Les Contes, un art galantAnne Zali et Danièle Thibault

Première édition illustrée des contes de La Fontaine
Le Calendrier des Vieillards

La Fontaine connaît son premier grand succès d'édition avec ses Contes et nouvelles en vers. C'est une querelle littéraire, comme il y en eut beaucoup dans le siècle au sein de cette société des salons, qui valut la notoriété à sa première nouvelle. En 1662, paraît un recueil des Œuvres de feu Monsieur de Bouillon, contenant l'histoire de Joconde, imitée de l'Arioste. La Fontaine la trouve mauvaise et en réécrit une version qui suscite aussitôt disputes et controverses. Son ami Boileau s'enflamme en sa faveur et va même jusqu'à prendre sa plume pour le défendre (Dissertation sur Joconde) : il déclare l'ouvrage supérieur même à l'Arioste et compare son auteur à Horace et Térence.

Encouragé par ce succès, La Fontaine puise alors dans les auteurs anciens qu'il connaît bien (l'Arioste et Boccace) les sujets de la première et de la deuxième partie de ses Contes et Nouvelles (1664-1666), donnant libre cours à sa verve qui rappelle parfois l'épître de Marot, parfois la verdeur de Rabelais ou encore le badinage de Voiture, mais qui est surtout originale par l'art de suggérer, de contourner, de se mettre à côté du récit pour faire du lecteur son complice.
 
D'après Giraudoux (Les Cinq Tentations de La Fontaine, 1938), La Fontaine aurait été amené aux contes par une erreur d'interprétation du succès de Joconde : il l'attribua au sujet licencieux et non pas à son agrément et à sa nouveauté poétique.
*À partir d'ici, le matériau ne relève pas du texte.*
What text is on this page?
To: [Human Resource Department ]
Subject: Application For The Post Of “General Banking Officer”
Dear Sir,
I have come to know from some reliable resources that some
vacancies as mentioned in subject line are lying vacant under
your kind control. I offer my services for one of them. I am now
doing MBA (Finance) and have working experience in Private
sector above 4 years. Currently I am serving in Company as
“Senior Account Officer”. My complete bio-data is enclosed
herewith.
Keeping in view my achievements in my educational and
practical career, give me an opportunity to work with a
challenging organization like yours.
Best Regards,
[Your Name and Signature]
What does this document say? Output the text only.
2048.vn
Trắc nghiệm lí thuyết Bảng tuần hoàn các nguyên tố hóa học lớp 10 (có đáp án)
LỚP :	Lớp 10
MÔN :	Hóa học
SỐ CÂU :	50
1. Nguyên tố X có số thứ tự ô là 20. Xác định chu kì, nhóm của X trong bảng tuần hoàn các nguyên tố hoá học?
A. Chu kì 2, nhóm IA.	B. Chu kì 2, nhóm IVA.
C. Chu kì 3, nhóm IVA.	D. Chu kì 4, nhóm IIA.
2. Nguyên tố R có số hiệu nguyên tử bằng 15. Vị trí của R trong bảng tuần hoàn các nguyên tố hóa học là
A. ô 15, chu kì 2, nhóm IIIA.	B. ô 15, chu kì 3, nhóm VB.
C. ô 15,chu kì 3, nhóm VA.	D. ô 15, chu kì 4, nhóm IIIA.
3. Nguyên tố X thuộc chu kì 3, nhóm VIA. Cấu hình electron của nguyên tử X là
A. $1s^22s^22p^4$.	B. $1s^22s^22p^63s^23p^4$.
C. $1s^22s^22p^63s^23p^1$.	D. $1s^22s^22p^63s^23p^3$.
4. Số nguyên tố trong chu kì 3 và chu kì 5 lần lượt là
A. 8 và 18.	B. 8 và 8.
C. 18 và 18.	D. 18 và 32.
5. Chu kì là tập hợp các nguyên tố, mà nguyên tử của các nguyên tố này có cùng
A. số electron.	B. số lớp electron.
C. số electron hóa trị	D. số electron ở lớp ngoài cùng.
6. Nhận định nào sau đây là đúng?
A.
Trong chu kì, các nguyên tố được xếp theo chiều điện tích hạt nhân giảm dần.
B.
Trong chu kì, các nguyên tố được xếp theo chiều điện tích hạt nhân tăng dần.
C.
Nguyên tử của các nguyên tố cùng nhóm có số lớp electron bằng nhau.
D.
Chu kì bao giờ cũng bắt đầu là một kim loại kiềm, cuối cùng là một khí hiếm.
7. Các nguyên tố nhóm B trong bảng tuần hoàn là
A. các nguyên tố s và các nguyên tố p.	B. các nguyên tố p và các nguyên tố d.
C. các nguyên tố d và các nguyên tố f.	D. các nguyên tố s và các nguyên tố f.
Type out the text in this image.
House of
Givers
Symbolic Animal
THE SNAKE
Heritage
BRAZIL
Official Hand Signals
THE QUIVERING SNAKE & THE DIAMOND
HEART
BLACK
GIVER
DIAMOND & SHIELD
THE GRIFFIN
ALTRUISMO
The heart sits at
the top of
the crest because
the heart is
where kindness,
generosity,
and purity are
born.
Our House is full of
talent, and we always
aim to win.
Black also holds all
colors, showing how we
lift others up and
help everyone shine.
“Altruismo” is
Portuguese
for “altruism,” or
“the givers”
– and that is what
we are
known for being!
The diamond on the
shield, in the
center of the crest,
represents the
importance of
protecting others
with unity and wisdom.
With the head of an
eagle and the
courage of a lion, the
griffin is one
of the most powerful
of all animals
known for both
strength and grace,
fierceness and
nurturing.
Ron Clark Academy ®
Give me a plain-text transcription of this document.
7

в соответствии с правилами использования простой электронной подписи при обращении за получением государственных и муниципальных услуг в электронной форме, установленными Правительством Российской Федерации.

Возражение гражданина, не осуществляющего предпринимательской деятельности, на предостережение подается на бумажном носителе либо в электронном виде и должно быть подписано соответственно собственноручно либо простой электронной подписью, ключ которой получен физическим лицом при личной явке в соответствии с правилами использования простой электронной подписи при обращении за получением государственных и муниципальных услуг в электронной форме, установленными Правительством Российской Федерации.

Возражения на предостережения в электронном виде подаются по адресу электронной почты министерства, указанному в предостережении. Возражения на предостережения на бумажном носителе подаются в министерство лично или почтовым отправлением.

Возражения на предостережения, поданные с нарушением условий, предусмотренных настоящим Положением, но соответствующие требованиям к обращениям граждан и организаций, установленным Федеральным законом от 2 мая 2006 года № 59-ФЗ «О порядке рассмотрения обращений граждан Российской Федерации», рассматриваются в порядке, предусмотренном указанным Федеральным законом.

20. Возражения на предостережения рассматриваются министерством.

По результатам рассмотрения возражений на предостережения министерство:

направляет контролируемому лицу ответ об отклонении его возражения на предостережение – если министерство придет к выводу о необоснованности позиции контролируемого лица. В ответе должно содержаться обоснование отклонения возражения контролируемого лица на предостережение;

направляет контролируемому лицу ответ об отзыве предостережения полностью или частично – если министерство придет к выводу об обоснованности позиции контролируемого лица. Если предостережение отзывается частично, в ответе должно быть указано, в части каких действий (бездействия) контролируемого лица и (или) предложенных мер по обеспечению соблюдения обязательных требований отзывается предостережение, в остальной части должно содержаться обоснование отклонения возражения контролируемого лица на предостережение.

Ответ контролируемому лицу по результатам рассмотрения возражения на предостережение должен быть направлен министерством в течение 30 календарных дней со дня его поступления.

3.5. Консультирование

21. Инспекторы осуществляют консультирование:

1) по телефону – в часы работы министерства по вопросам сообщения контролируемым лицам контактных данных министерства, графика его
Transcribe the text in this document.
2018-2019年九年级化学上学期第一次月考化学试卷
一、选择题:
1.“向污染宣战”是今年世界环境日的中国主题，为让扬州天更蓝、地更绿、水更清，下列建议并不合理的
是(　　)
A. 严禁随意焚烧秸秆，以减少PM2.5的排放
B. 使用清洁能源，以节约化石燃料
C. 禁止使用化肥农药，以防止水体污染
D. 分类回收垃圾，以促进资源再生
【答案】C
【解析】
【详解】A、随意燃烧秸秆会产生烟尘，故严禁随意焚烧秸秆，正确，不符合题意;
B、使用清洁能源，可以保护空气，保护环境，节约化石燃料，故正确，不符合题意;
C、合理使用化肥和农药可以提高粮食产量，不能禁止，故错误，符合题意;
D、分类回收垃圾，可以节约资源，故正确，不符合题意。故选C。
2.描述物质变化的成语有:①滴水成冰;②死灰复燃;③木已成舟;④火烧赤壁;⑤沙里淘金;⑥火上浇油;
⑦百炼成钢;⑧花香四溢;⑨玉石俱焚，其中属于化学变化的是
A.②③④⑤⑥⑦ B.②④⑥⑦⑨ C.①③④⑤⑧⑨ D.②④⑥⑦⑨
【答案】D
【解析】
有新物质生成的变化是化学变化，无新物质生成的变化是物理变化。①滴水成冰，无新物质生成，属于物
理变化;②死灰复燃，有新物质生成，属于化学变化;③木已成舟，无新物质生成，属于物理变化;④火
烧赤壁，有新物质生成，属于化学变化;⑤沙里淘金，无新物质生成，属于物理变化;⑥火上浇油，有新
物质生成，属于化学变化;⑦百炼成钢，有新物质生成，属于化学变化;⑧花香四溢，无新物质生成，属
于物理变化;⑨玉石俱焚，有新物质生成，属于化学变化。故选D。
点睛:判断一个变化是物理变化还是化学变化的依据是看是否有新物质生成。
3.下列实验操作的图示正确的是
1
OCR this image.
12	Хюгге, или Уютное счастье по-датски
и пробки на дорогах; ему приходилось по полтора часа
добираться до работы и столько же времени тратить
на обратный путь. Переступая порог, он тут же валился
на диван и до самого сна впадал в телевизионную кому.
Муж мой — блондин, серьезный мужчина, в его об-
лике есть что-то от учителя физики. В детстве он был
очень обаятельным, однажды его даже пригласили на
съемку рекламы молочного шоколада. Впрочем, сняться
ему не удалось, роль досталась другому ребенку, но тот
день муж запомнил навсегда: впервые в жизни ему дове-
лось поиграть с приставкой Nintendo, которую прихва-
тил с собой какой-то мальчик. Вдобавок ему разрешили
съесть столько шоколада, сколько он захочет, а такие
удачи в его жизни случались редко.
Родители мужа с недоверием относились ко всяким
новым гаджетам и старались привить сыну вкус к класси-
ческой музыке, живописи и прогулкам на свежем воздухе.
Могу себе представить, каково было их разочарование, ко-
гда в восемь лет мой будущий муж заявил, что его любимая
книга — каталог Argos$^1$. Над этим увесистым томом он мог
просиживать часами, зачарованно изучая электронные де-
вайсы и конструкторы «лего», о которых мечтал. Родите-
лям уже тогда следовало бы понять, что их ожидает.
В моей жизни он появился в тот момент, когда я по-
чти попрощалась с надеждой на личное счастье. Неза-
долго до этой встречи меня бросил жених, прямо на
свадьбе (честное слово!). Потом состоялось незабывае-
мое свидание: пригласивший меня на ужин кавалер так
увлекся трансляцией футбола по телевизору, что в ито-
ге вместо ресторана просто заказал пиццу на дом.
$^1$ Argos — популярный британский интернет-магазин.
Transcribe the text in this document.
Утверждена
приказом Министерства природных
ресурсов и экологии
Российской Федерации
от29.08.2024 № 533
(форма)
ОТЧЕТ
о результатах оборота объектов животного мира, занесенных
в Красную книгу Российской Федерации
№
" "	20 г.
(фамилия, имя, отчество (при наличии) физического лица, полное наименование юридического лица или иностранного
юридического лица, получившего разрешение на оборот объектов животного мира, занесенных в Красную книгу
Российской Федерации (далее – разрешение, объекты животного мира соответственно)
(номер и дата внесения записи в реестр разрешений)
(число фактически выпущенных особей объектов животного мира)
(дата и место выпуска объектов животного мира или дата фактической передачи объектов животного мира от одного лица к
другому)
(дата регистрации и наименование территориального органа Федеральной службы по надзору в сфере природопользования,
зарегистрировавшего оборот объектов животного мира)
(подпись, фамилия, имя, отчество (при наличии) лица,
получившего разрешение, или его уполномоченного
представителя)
En tout cas, le conteur prend des précautions, il teste. Dès la première édition, il avertit : « [l'auteur] ne prétend pas en demeurer là, et il a déjà jeté les yeux sur d'autres nouvelles pour les rimer. Mais auparavant il faut qu'il soit assuré du succès de celles-ci, et du goût de la plupart des personnes qui les liront. » Dans la préface à la seconde édition, il répond d'avance à deux objections « l'une que ce livre est licencieux ; l'autre qu'il n'épargne pas assez le beau sexe. Quant à la première, je dis hardiment que la nature du conte le voulait ainsi », et il renvoie à Horace, l'Arioste, Boccace. « Quant à la seconde objection, [...] qui ne voit que ceci est jeu et par conséquent ne peut porter coup ? [...] On me peut encore objecter [...] qu'il y a des absurdités et pas la moindre teinture de vraisemblance. [...] ce n'est ni le vrai ni le vraisemblable qui font la beauté de ces choses-ci ; c'est seulement la manière de les conter. »
Boileau, d'après son mémorialiste Brossette, regretta plus tard d'avoir « employé sa plume à défendre des ouvrages de cette nature ». Dans son Art poétique publié en 1674, il ne dit rien de La Fontaine, ni même de la fable, mais, toujours selon Brossette, il aurait pensé à l'auteur des Contes en fustigeant ceux « Qui, de l'honneur en vers infâmes déserteurs, / Trahissant la vertu sur un papier coupable, / Aux yeux de leur lecteur rendent le vice aimable ». Giraudoux voit le passage des Contes aux Fables comme un moyen pour le conteur, qui se trouve dans une « impasse licencieuse » où le succès le maintient, d'élargir ses sujets. Entre les personnages vivants du conte et les êtres mythologiques qu'il affectionne, il découvre les animaux. Il ne crée pas un genre nouveau, mais il fait entrer le contenu des fables dans la forme du conte ; « ce n'est en aucune façon un désir de se racheter des Contes qui a conduit La Fontaine aux Fables. Les Fables sont à la vie courante ce que les Contes sont à la vie amoureuse. »

 
Le Villageois qui recherche son veau
La Courtisane amoureuse
Le Petit Chien qui secoue de l'argent et des Pierreries
 

Un nouvel « art galant »

La première édition illustrée des Contes, imprimée à Amsterdam sans privilège du Roi, paraît en 1685, vingt ans après l'édition du premier recueil et dix ans après l'intervention de la censure sur la quatrième partie du recueil.
Les cinquante-huit vignettes de Romeyn de Hooch représentent les personnages de La Fontaine évoluant dans un espace clos, tels des comédiens jouant une pièce de théâtre. Cette manière de mettre en scène les Contes va se transmettre et devenir une source d'inspiration continue pour les artistes.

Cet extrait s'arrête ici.